Researchers Invent Oxygen-Restoring Micro-Particles, Gives Life To Those Who Can Not Breathe
A team of researchers at Boston Children’s Hospital have invented a liquid solution containing tiny, gas-filled micro-particles that can be injected directly into the bloodstream to quickly oxygenate the blood.In what is one of the most significant medical breakthroughs in recent years, the liquid substance allows patients who can no longer breathe to live even when faced with major respiratory failure that would otherwise severely compromise their life.
In life-critical situations, such as those where a patient’s trachea is compromised and they are struggling to breathe, a severe drop of oxygen in the blood can result in permanent brain injuries, increase the risk of cardiac arrest, and obviously result in death. The micro-particle substance that the research team has developed is said to carry “three to four time the oxygen content of our own red blood cells” and could help restore enough oxygen in the bloodstream to keep patients alive for a further 15 to 30 minutes. Such a length of time could prove invaluable, granting medical teams and emergency personnel even more crucial time to save the patient.

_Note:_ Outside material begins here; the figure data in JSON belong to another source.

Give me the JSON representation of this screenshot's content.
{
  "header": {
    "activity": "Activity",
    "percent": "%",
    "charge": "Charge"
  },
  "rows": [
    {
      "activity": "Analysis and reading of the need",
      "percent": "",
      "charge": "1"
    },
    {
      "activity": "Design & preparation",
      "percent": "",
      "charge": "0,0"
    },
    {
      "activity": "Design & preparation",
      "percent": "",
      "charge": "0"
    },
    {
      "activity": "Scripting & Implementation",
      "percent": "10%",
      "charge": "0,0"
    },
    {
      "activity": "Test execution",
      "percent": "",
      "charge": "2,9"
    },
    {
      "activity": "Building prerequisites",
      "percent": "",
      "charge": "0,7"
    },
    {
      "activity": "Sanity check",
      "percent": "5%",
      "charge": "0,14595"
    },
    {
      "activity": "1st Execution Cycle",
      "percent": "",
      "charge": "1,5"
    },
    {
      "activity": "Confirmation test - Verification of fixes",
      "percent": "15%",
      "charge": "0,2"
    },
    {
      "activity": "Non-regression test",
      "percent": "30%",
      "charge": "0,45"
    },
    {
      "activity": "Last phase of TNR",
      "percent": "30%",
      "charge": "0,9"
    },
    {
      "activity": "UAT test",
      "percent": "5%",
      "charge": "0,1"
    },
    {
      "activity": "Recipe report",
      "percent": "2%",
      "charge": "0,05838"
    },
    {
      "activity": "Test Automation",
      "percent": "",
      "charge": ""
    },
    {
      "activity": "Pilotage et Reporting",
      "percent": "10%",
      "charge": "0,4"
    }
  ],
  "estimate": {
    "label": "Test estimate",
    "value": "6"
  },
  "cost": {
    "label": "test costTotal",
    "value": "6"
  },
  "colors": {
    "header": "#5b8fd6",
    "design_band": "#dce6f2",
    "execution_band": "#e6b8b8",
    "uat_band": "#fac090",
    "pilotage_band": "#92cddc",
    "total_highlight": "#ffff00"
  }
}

Though similar such substances have failed in the past, causing gas embolism (the presence of gas bubbles in the bloodstream, obstructing circulation), the Boston Children’s Hospital’ invention uses ‘deformable particles’ rather than bubbles to combat the problem. John Kheir, MD at the Department of Cardiology at the hospital describes; “We have engineered around [the] problem by packaging the gas into small, deformable particles. They dramatically increase the surface area for gas exchange and are able to squeeze through capillaries where free gas would [otherwise] get stuck.”
The micro-particles, consisting of a single layer of lipids (fatty molecules) that surround a tiny pocket of oxygen gas, are delivered in a liquid solution. The team has so far experimented only on animals, though with hugely positive results, reporting that the substance was successful in restoring blood-oxygen saturation to near-normal levels for animals with low blood oxygen levels. Another experiment which saw Kheir and his team fill test tubes with their own blood and mix these with the micro-particles. Before their very eyes, the blue-ish de-oxygenated blood turn red.
"This is a short-term oxygen substitute -- a way to safely inject oxygen gas to support patients during a critical few minutes," Kheir says. "Eventually, this could be stored in syringes on every code cart in a hospital, ambulance or transport helicopter to help stabilize patients who are having difficulty breathing."